The Pomier Caves are located within a ragged limestone quarry a few miles north of San Cristobal in the Dominican Republic. When we visited earlier this month, it took us some time to find them, since there is no signage indicating the way to these 55 protected caves, nor that they represent the largest collection of ancient rock art in the Caribbean. Inside the caves the 6,000 pictographs and petroglyphs—the oldest of which date to about 2,000 years ago—were created over a period of 1,500 years by the Taino, Carib, and Igneri peoples. They had inhabited Hispaniola and the other Caribbean islands beginning about 8,000 years ago until their cultures were destroyed by European colonization, starting in 1492.

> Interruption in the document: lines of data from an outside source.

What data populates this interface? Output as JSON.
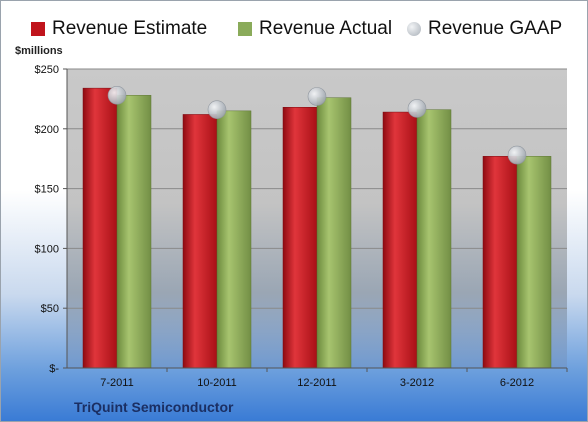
{
  "legend": [
    {
      "label": "Revenue Estimate",
      "color": "#c0141c",
      "marker": "square"
    },
    {
      "label": "Revenue Actual",
      "color": "#8aab5a",
      "marker": "square"
    },
    {
      "label": "Revenue GAAP",
      "color": "#b6bcc4",
      "marker": "circle"
    }
  ],
  "unit_label": "$millions",
  "company": "TriQuint Semiconductor",
  "chart_data": {
    "type": "bar",
    "categories": [
      "7-2011",
      "10-2011",
      "12-2011",
      "3-2012",
      "6-2012"
    ],
    "series": [
      {
        "name": "Revenue Estimate",
        "type": "bar",
        "color": "#c0141c",
        "values": [
          234,
          212,
          218,
          214,
          177
        ]
      },
      {
        "name": "Revenue Actual",
        "type": "bar",
        "color": "#8aab5a",
        "values": [
          228,
          215,
          226,
          216,
          177
        ]
      },
      {
        "name": "Revenue GAAP",
        "type": "scatter",
        "color": "#b6bcc4",
        "values": [
          228,
          216,
          227,
          217,
          178
        ]
      }
    ],
    "ylabel": "$millions",
    "ylim": [
      0,
      250
    ],
    "yticks": [
      0,
      50,
      100,
      150,
      200,
      250
    ],
    "ytick_labels": [
      "$-",
      "$50",
      "$100",
      "$150",
      "$200",
      "$250"
    ],
    "grid": true,
    "legend_position": "top"
  }
}
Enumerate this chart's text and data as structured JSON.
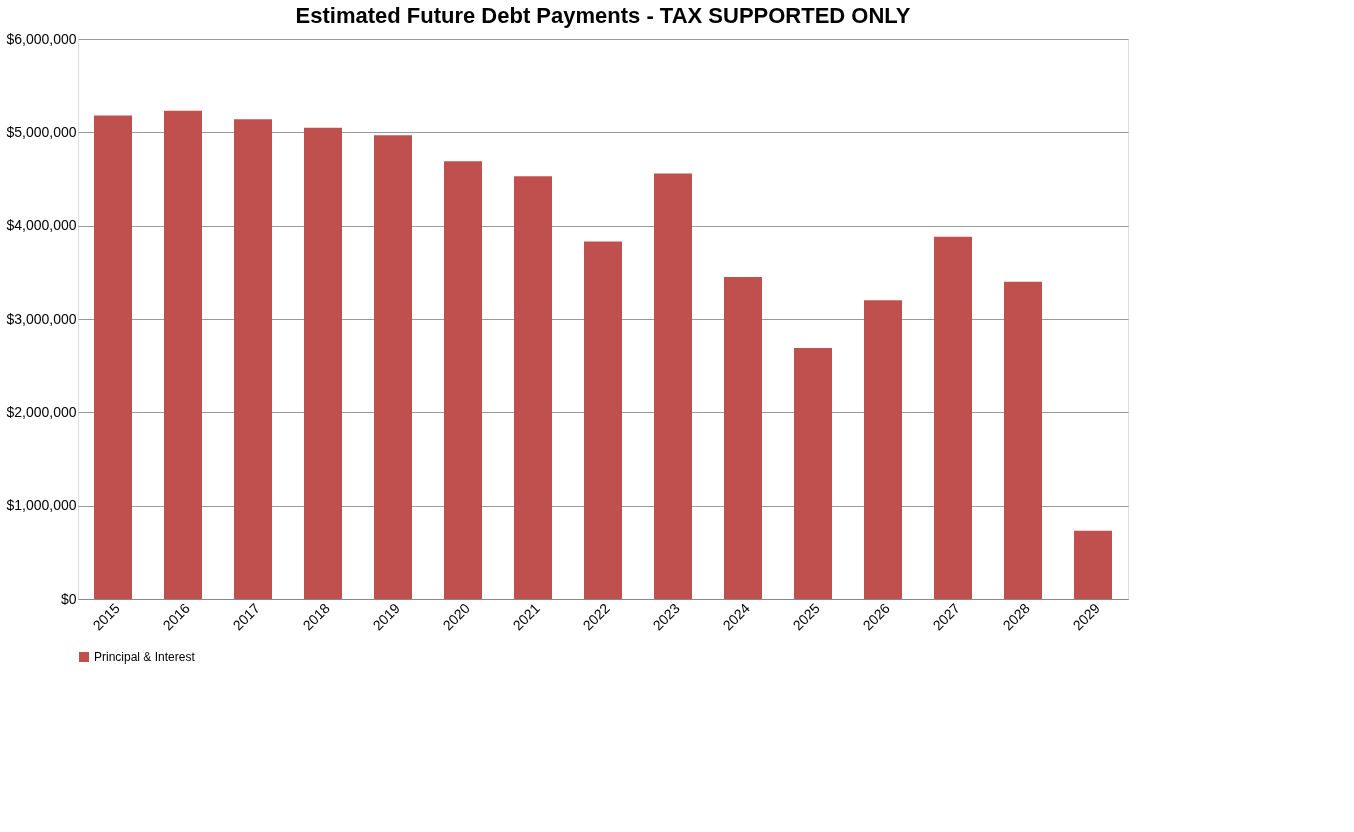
{
  "chart_data": {
    "type": "bar",
    "title": "Estimated Future Debt Payments - TAX SUPPORTED ONLY",
    "categories": [
      "2015",
      "2016",
      "2017",
      "2018",
      "2019",
      "2020",
      "2021",
      "2022",
      "2023",
      "2024",
      "2025",
      "2026",
      "2027",
      "2028",
      "2029"
    ],
    "series": [
      {
        "name": "Principal & Interest",
        "color": "#c0504d",
        "values": [
          5180000,
          5230000,
          5140000,
          5050000,
          4970000,
          4690000,
          4530000,
          3830000,
          4560000,
          3450000,
          2690000,
          3200000,
          3880000,
          3400000,
          730000
        ]
      }
    ],
    "ylim": [
      0,
      6000000
    ],
    "yticks": [
      {
        "value": 0,
        "label": "$0"
      },
      {
        "value": 1000000,
        "label": "$1,000,000"
      },
      {
        "value": 2000000,
        "label": "$2,000,000"
      },
      {
        "value": 3000000,
        "label": "$3,000,000"
      },
      {
        "value": 4000000,
        "label": "$4,000,000"
      },
      {
        "value": 5000000,
        "label": "$5,000,000"
      },
      {
        "value": 6000000,
        "label": "$6,000,000"
      }
    ],
    "grid": "y",
    "legend": "bottom"
  }
}
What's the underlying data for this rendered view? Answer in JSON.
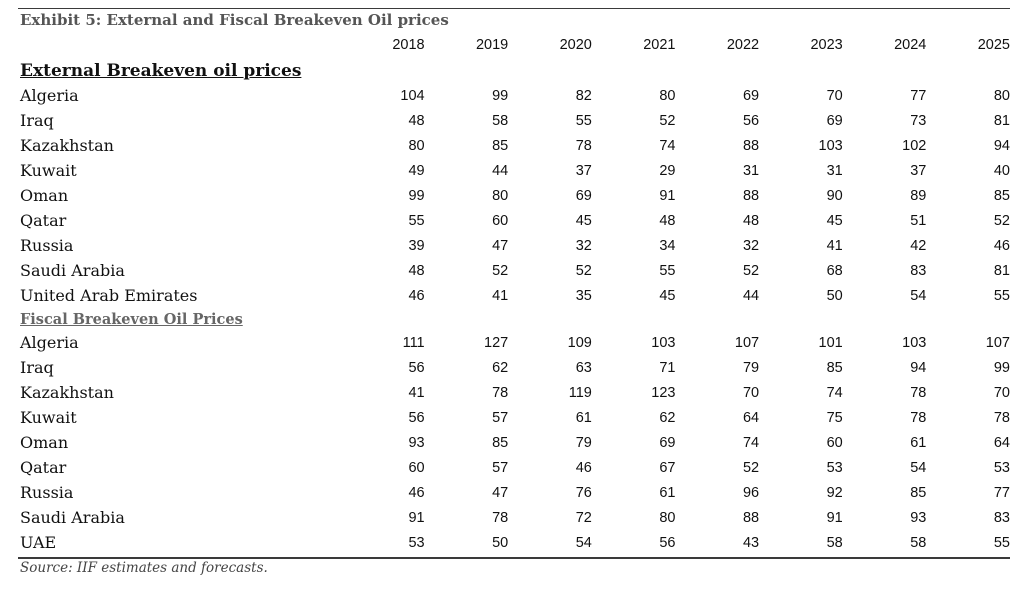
{
  "title": "Exhibit 5: External and Fiscal Breakeven Oil prices",
  "years": [
    "2018",
    "2019",
    "2020",
    "2021",
    "2022",
    "2023",
    "2024",
    "2025"
  ],
  "sections": [
    {
      "heading": "External Breakeven oil prices",
      "rows": [
        {
          "country": "Algeria",
          "values": [
            "104",
            "99",
            "82",
            "80",
            "69",
            "70",
            "77",
            "80"
          ]
        },
        {
          "country": "Iraq",
          "values": [
            "48",
            "58",
            "55",
            "52",
            "56",
            "69",
            "73",
            "81"
          ]
        },
        {
          "country": "Kazakhstan",
          "values": [
            "80",
            "85",
            "78",
            "74",
            "88",
            "103",
            "102",
            "94"
          ]
        },
        {
          "country": "Kuwait",
          "values": [
            "49",
            "44",
            "37",
            "29",
            "31",
            "31",
            "37",
            "40"
          ]
        },
        {
          "country": "Oman",
          "values": [
            "99",
            "80",
            "69",
            "91",
            "88",
            "90",
            "89",
            "85"
          ]
        },
        {
          "country": "Qatar",
          "values": [
            "55",
            "60",
            "45",
            "48",
            "48",
            "45",
            "51",
            "52"
          ]
        },
        {
          "country": "Russia",
          "values": [
            "39",
            "47",
            "32",
            "34",
            "32",
            "41",
            "42",
            "46"
          ]
        },
        {
          "country": "Saudi Arabia",
          "values": [
            "48",
            "52",
            "52",
            "55",
            "52",
            "68",
            "83",
            "81"
          ]
        },
        {
          "country": "United Arab Emirates",
          "values": [
            "46",
            "41",
            "35",
            "45",
            "44",
            "50",
            "54",
            "55"
          ]
        }
      ]
    },
    {
      "heading": "Fiscal Breakeven Oil Prices",
      "rows": [
        {
          "country": "Algeria",
          "values": [
            "111",
            "127",
            "109",
            "103",
            "107",
            "101",
            "103",
            "107"
          ]
        },
        {
          "country": "Iraq",
          "values": [
            "56",
            "62",
            "63",
            "71",
            "79",
            "85",
            "94",
            "99"
          ]
        },
        {
          "country": "Kazakhstan",
          "values": [
            "41",
            "78",
            "119",
            "123",
            "70",
            "74",
            "78",
            "70"
          ]
        },
        {
          "country": "Kuwait",
          "values": [
            "56",
            "57",
            "61",
            "62",
            "64",
            "75",
            "78",
            "78"
          ]
        },
        {
          "country": "Oman",
          "values": [
            "93",
            "85",
            "79",
            "69",
            "74",
            "60",
            "61",
            "64"
          ]
        },
        {
          "country": "Qatar",
          "values": [
            "60",
            "57",
            "46",
            "67",
            "52",
            "53",
            "54",
            "53"
          ]
        },
        {
          "country": "Russia",
          "values": [
            "46",
            "47",
            "76",
            "61",
            "96",
            "92",
            "85",
            "77"
          ]
        },
        {
          "country": "Saudi Arabia",
          "values": [
            "91",
            "78",
            "72",
            "80",
            "88",
            "91",
            "93",
            "83"
          ]
        },
        {
          "country": "UAE",
          "values": [
            "53",
            "50",
            "54",
            "56",
            "43",
            "58",
            "58",
            "55"
          ]
        }
      ]
    }
  ],
  "source": "Source: IIF estimates and forecasts."
}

We visited the first three caves, guided by the local ranger. Inside the air was fresh enough to breathe easily, though it was humid, and in some spaces we saw bats darting around. It was absolutely dark and we could not have made any progress without the aid of our guide and a few flashlights. The floor of the cave started out wide, smooth, and flat, but as we went deeper into the caves systems, passing from one into the next, the going often got more challenging, the way suddenly littered with jagged rocks. Here we had to scramble up a jumble of small boulders. There we had to slide down a dry wash. Around us, the beams of our flashlights revealed deep passageways and cavernous chambers. Great stalactites clinging to the ceiling and walls, stalagmites spiking up from the floor, gave the interiors a lushly organic irregularity, like the inside of a monster's gullet. And as we walked, the guide pointed out the drawings on the walls around us. We were allowed to photograph only a single group (photo above), using our flashlights for illumination; we were permitted to use the camera flash only if it was not aimed at the drawings.
The drawings are mostly monochromatic line art, in "ink" made from a mixture of charcoal and animal fat, although there are also a few low relief etchings in some of the caves. They depict birds, lizards, human figures, and abstract designs. Many of the human figures appear to be holding long wands or pipes to their faces. Little is known about what the images actually depict, why they were painted, what they mean, or what purpose they served, since the cultures that created them were destroyed hundreds of years before the caves were rediscovered in the mid-nineteenth century. However, based on apparent similarities with surviving tribes in Venezuela, archaeologists speculate that the figures of people holding long sticks to their faces might be representations of individuals snorting cahoba, a hallucinogenic substance that is inhaled through long pipes. Shamans may have drawn on the cave walls whatever was revealed to them during their cahoba ritual.
It was spine-tingling to be sitting there, mere inches from this neolithic graffiti. Amid the disorienting contours of the caves, the hot, wet breath of the darkness, we confronted the remnants of a culture, ancient and alien, their indecipherable message from across the ages. Such moments hold enough human familiarity and open mystery that it's almost possible to glimpse, from the corner of your eye, an unimagined range of the human experience.